Many of us have "Bucket Lists," stuff we want to do, see or experience before we kick it.
At one time, I had "Drive a Big Rig" across the country...just one time...on my list. One day that fantasy got fulfilled in the most unusual way.
I was a traveling salesperson in a most unglamorous industry (another time), and I was driving back home from a seriously long day of visiting prospects and customers in southern Illinois. It was late afternoon and I was between little towns. Yes, you guessed it--I ran out of gas. So not phunny.
Those were the days before cell phones, by the way, so I got out of the car and started walking along the side of the highway....in my fitted red suit and black high heels.
Wonder why....but less than a minute passed and a big rig pulled over. There were two men in the cab and they asked me what happened. I was relieved and nervous--relieved that someone stopped, but nervous, because this is not a safe situation. Crap.

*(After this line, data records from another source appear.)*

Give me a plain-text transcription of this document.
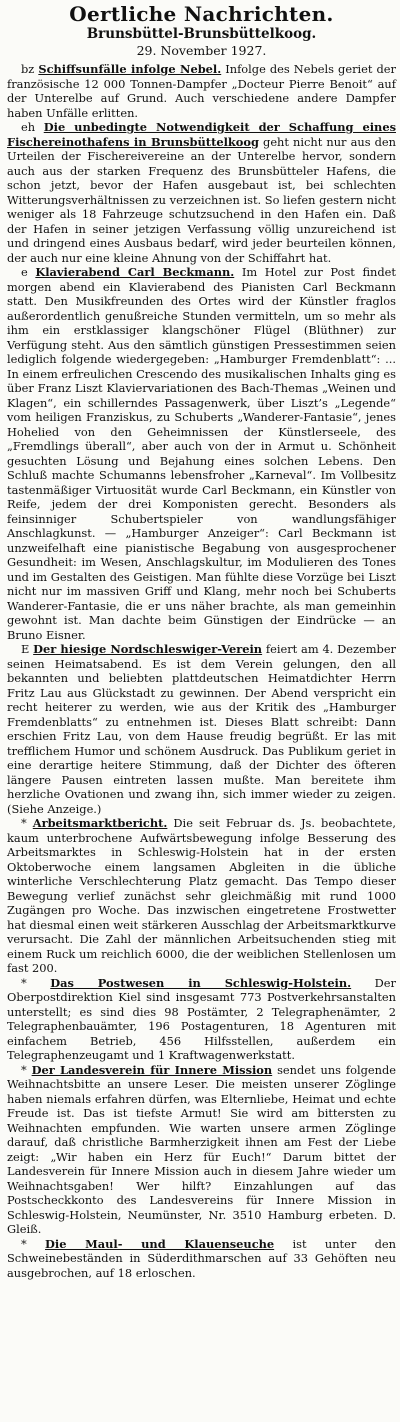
Oertliche Nachrichten.
Brunsbüttel-Brunsbüttelkoog.
29. November 1927.

bz Schiffsunfälle infolge Nebel. Infolge des Nebels geriet der französische 12 000 Tonnen-Dampfer „Docteur Pierre Benoit“ auf der Unterelbe auf Grund. Auch verschiedene andere Dampfer haben Unfälle erlitten.

eh Die unbedingte Notwendigkeit der Schaffung eines Fischereinothafens in Brunsbüttelkoog geht nicht nur aus den Urteilen der Fischereivereine an der Unterelbe hervor, sondern auch aus der starken Frequenz des Brunsbütteler Hafens, die schon jetzt, bevor der Hafen ausgebaut ist, bei schlechten Witterungsverhältnissen zu verzeichnen ist. So liefen gestern nicht weniger als 18 Fahrzeuge schutzsuchend in den Hafen ein. Daß der Hafen in seiner jetzigen Verfassung völlig unzureichend ist und dringend eines Ausbaus bedarf, wird jeder beurteilen können, der auch nur eine kleine Ahnung von der Schiffahrt hat.

e Klavierabend Carl Beckmann. Im Hotel zur Post findet morgen abend ein Klavierabend des Pianisten Carl Beckmann statt. Den Musikfreunden des Ortes wird der Künstler fraglos außerordentlich genußreiche Stunden vermitteln, um so mehr als ihm ein erstklassiger klangschöner Flügel (Blüthner) zur Verfügung steht. Aus den sämtlich günstigen Pressestimmen seien lediglich folgende wiedergegeben: „Hamburger Fremdenblatt“: ... In einem erfreulichen Crescendo des musikalischen Inhalts ging es über Franz Liszt Klaviervariationen des Bach-Themas „Weinen und Klagen“, ein schillerndes Passagenwerk, über Liszt’s „Legende“ vom heiligen Franziskus, zu Schuberts „Wanderer-Fantasie“, jenes Hohelied von den Geheimnissen der Künstlerseele, des „Fremdlings überall“, aber auch von der in Armut u. Schönheit gesuchten Lösung und Bejahung eines solchen Lebens. Den Schluß machte Schumanns lebensfroher „Karneval“. Im Vollbesitz tastenmäßiger Virtuosität wurde Carl Beckmann, ein Künstler von Reife, jedem der drei Komponisten gerecht. Besonders als feinsinniger Schubertspieler von wandlungsfähiger Anschlagkunst. — „Hamburger Anzeiger“: Carl Beckmann ist unzweifelhaft eine pianistische Begabung von ausgesprochener Gesundheit: im Wesen, Anschlagskultur, im Modulieren des Tones und im Gestalten des Geistigen. Man fühlte diese Vorzüge bei Liszt nicht nur im massiven Griff und Klang, mehr noch bei Schuberts Wanderer-Fantasie, die er uns näher brachte, als man gemeinhin gewohnt ist. Man dachte beim Günstigen der Eindrücke — an Bruno Eisner.

E Der hiesige Nordschleswiger-Verein feiert am 4. Dezember seinen Heimatsabend. Es ist dem Verein gelungen, den all bekannten und beliebten plattdeutschen Heimatdichter Herrn Fritz Lau aus Glückstadt zu gewinnen. Der Abend verspricht ein recht heiterer zu werden, wie aus der Kritik des „Hamburger Fremdenblatts“ zu entnehmen ist. Dieses Blatt schreibt: Dann erschien Fritz Lau, von dem Hause freudig begrüßt. Er las mit trefflichem Humor und schönem Ausdruck. Das Publikum geriet in eine derartige heitere Stimmung, daß der Dichter des öfteren längere Pausen eintreten lassen mußte. Man bereitete ihm herzliche Ovationen und zwang ihn, sich immer wieder zu zeigen. (Siehe Anzeige.)

* Arbeitsmarktbericht. Die seit Februar ds. Js. beobachtete, kaum unterbrochene Aufwärtsbewegung infolge Besserung des Arbeitsmarktes in Schleswig-Holstein hat in der ersten Oktoberwoche einem langsamen Abgleiten in die übliche winterliche Verschlechterung Platz gemacht. Das Tempo dieser Bewegung verlief zunächst sehr gleichmäßig mit rund 1000 Zugängen pro Woche. Das inzwischen eingetretene Frostwetter hat diesmal einen weit stärkeren Ausschlag der Arbeitsmarktkurve verursacht. Die Zahl der männlichen Arbeitsuchenden stieg mit einem Ruck um reichlich 6000, die der weiblichen Stellenlosen um fast 200.

* Das Postwesen in Schleswig-Holstein. Der Oberpostdirektion Kiel sind insgesamt 773 Postverkehrsanstalten unterstellt; es sind dies 98 Postämter, 2 Telegraphenämter, 2 Telegraphenbauämter, 196 Postagenturen, 18 Agenturen mit einfachem Betrieb, 456 Hilfsstellen, außerdem ein Telegraphenzeugamt und 1 Kraftwagenwerkstatt.

* Der Landesverein für Innere Mission sendet uns folgende Weihnachtsbitte an unsere Leser. Die meisten unserer Zöglinge haben niemals erfahren dürfen, was Elternliebe, Heimat und echte Freude ist. Das ist tiefste Armut! Sie wird am bittersten zu Weihnachten empfunden. Wie warten unsere armen Zöglinge darauf, daß christliche Barmherzigkeit ihnen am Fest der Liebe zeigt: „Wir haben ein Herz für Euch!“ Darum bittet der Landesverein für Innere Mission auch in diesem Jahre wieder um Weihnachtsgaben! Wer hilft? Einzahlungen auf das Postscheckkonto des Landesvereins für Innere Mission in Schleswig-Holstein, Neumünster, Nr. 3510 Hamburg erbeten. D. Gleiß.

* Die Maul- und Klauenseuche ist unter den Schweinebeständen in Süderdithmarschen auf 33 Gehöften neu ausgebrochen, auf 18 erloschen.
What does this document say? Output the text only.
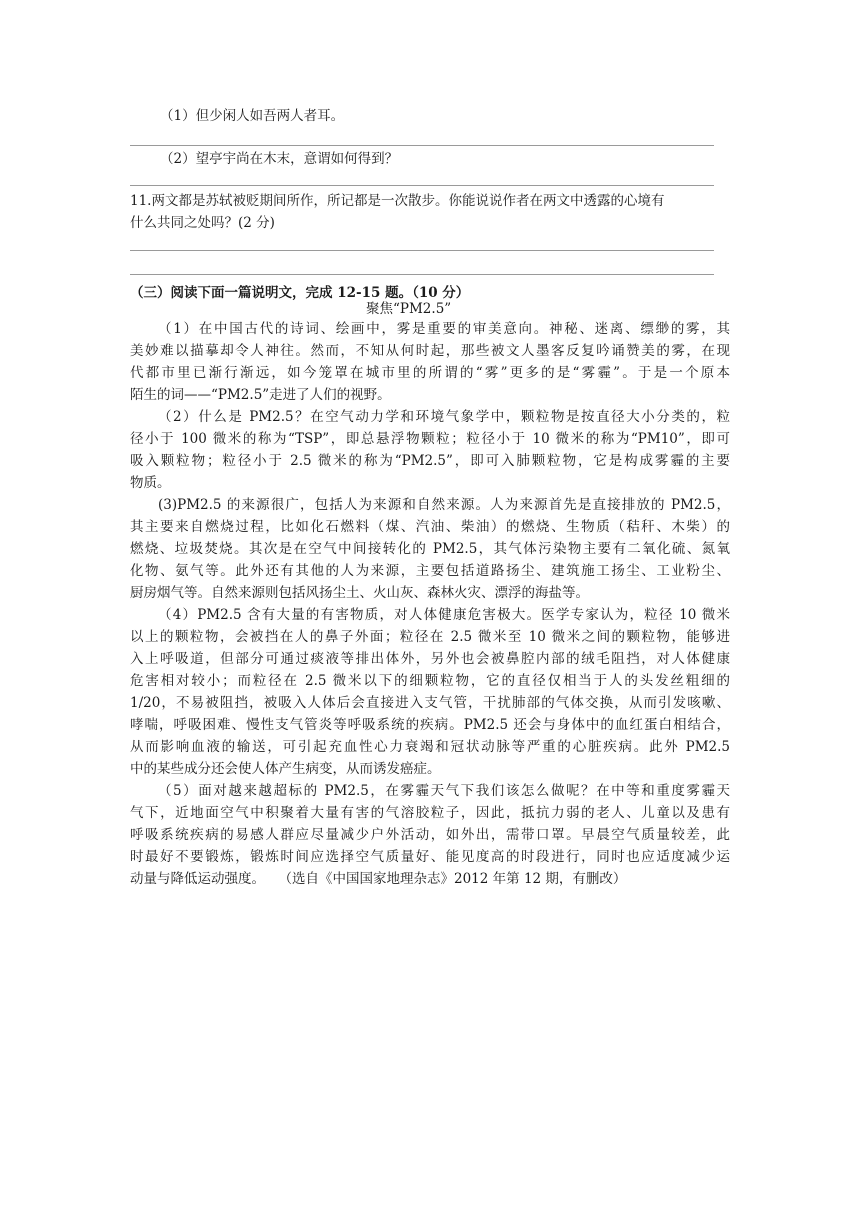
（1）但少闲人如吾两人者耳。
（2）望亭宇尚在木末，意谓如何得到？
11.两文都是苏轼被贬期间所作，所记都是一次散步。你能说说作者在两文中透露的心境有
什么共同之处吗？(2 分)
（三）阅读下面一篇说明文，完成 12-15 题。（10 分）
聚焦“PM2.5”
（1）在中国古代的诗词、绘画中，雾是重要的审美意向。神秘、迷离、缥缈的雾，其
美妙难以描摹却令人神往。然而，不知从何时起，那些被文人墨客反复吟诵赞美的雾，在现
代都市里已渐行渐远，如今笼罩在城市里的所谓的“雾”更多的是“雾霾”。于是一个原本
陌生的词——“PM2.5”走进了人们的视野。
（2）什么是 PM2.5？在空气动力学和环境气象学中，颗粒物是按直径大小分类的，粒
径小于 100 微米的称为“TSP”，即总悬浮物颗粒；粒径小于 10 微米的称为“PM10”，即可
吸入颗粒物；粒径小于 2.5 微米的称为“PM2.5”，即可入肺颗粒物，它是构成雾霾的主要
物质。
(3)PM2.5 的来源很广，包括人为来源和自然来源。人为来源首先是直接排放的 PM2.5，
其主要来自燃烧过程，比如化石燃料（煤、汽油、柴油）的燃烧、生物质（秸秆、木柴）的
燃烧、垃圾焚烧。其次是在空气中间接转化的 PM2.5，其气体污染物主要有二氧化硫、氮氧
化物、氨气等。此外还有其他的人为来源，主要包括道路扬尘、建筑施工扬尘、工业粉尘、
厨房烟气等。自然来源则包括风扬尘土、火山灰、森林火灾、漂浮的海盐等。
（4）PM2.5 含有大量的有害物质，对人体健康危害极大。医学专家认为，粒径 10 微米
以上的颗粒物，会被挡在人的鼻子外面；粒径在 2.5 微米至 10 微米之间的颗粒物，能够进
入上呼吸道，但部分可通过痰液等排出体外，另外也会被鼻腔内部的绒毛阻挡，对人体健康
危害相对较小；而粒径在 2.5 微米以下的细颗粒物，它的直径仅相当于人的头发丝粗细的
1/20，不易被阻挡，被吸入人体后会直接进入支气管，干扰肺部的气体交换，从而引发咳嗽、
哮喘，呼吸困难、慢性支气管炎等呼吸系统的疾病。PM2.5 还会与身体中的血红蛋白相结合，
从而影响血液的输送，可引起充血性心力衰竭和冠状动脉等严重的心脏疾病。此外 PM2.5
中的某些成分还会使人体产生病变，从而诱发癌症。
（5）面对越来越超标的 PM2.5，在雾霾天气下我们该怎么做呢？在中等和重度雾霾天
气下，近地面空气中积聚着大量有害的气溶胶粒子，因此，抵抗力弱的老人、儿童以及患有
呼吸系统疾病的易感人群应尽量减少户外活动，如外出，需带口罩。早晨空气质量较差，此
时最好不要锻炼，锻炼时间应选择空气质量好、能见度高的时段进行，同时也应适度减少运
动量与降低运动强度。　　（选自《中国国家地理杂志》2012 年第 12 期，有删改）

Embarrassed for being stupid enough to run out of gas, I told them.
"We can drive you to the next station about 20 miles north. Can you get up here?" Really? REALLY? My skirt is tight and the first step is up to my EAR! Phor Phuck's Sake!
The shotgun guy climbed down and said, "Okay, Lady, I won't look." I hiked up my skirt, he crouched down, grabbed my ass and launched me into the cab!
Off we go.....and check THAT one off the list!